Althaus muss außerdem 5000 Euro Schmerzensgeld an den Ehemann der 41-jährigen Frau zahlen, die bei dem Unfall am Neujahrstag getötet worden war.

Das Bezirksgericht Irdning hatte das Verfahren erst kurz zuvor überraschend eröffnet, auf Antrag von Althaus-Verteidiger Walter Kreissl. Althaus, der bei dem Unfall ein schweres Schädel-Hirn-Trauma erlitten hatte und noch immer in einer Reha-Klinik am Bodensee behandelt wird, nahm an der Verhandlung nicht teil. Sein Anwalt nahm das Urteil nach Angaben einer Gerichtssprecherin an.

Erst Tags zuvor hatte die Staatsanwaltschaft Leoben mitgeteilt, dass sie Anklage gegen den CDU-Politker Anklage wegen seines Zusammenpralls mit einer Skiläuferin in der Steiermark erhoben hatte. Althaus hatte nach Angaben seines Anwalts eine Mitschuld an dem Unfall eingeräumt, aber keine Verantwortung für den Tod der Frau übernommen. An den Unfall selbst kann er sich nicht erinnern.

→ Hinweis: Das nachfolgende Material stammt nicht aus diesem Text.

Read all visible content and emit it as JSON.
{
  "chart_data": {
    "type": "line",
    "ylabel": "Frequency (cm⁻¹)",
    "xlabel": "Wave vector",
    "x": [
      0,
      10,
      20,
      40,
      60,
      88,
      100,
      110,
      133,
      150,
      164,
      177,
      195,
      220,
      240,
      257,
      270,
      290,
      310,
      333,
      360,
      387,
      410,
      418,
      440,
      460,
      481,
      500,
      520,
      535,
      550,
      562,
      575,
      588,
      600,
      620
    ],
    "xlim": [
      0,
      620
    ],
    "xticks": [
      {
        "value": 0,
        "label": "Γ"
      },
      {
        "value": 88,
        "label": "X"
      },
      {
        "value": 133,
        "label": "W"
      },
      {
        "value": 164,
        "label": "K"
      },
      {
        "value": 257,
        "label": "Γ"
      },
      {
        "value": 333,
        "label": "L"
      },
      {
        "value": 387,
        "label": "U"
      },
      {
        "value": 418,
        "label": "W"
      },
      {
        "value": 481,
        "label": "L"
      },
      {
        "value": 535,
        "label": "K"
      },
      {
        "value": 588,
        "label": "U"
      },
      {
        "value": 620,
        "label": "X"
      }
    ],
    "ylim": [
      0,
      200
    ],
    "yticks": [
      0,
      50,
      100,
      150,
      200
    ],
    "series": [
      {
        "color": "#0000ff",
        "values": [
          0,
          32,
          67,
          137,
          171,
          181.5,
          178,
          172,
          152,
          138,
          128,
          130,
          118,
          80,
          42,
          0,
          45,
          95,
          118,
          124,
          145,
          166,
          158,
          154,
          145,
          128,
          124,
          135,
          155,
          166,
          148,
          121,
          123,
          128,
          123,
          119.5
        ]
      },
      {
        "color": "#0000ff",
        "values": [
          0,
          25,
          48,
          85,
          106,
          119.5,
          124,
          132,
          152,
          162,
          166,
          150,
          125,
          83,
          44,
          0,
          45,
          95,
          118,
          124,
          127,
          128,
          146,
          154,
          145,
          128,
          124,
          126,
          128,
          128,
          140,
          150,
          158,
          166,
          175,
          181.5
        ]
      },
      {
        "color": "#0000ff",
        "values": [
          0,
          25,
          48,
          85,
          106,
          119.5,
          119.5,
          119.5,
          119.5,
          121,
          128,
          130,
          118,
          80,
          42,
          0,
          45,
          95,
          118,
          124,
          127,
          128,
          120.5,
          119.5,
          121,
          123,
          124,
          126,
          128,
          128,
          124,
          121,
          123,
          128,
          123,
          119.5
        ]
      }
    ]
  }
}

Durch den kurzfristig angesetzten Prozess sollte offenbar ein größerer Medienrummel vermieden werden. Denn der Fall hat in Deutschland auch wegen seiner  möglichen politischen Auswirkungen auf hohe Aufmerksamkeit gestoßen.

Nach der Anklageschrift hatte Althaus vor dem Skiunfall gegen grundsätzliche Verhaltensregeln des internationalen Skiverbandes FIS verstoßen. Er habe bei hohem Tempo nicht sorgfältig genug auf mögliche Gefahren geachtet.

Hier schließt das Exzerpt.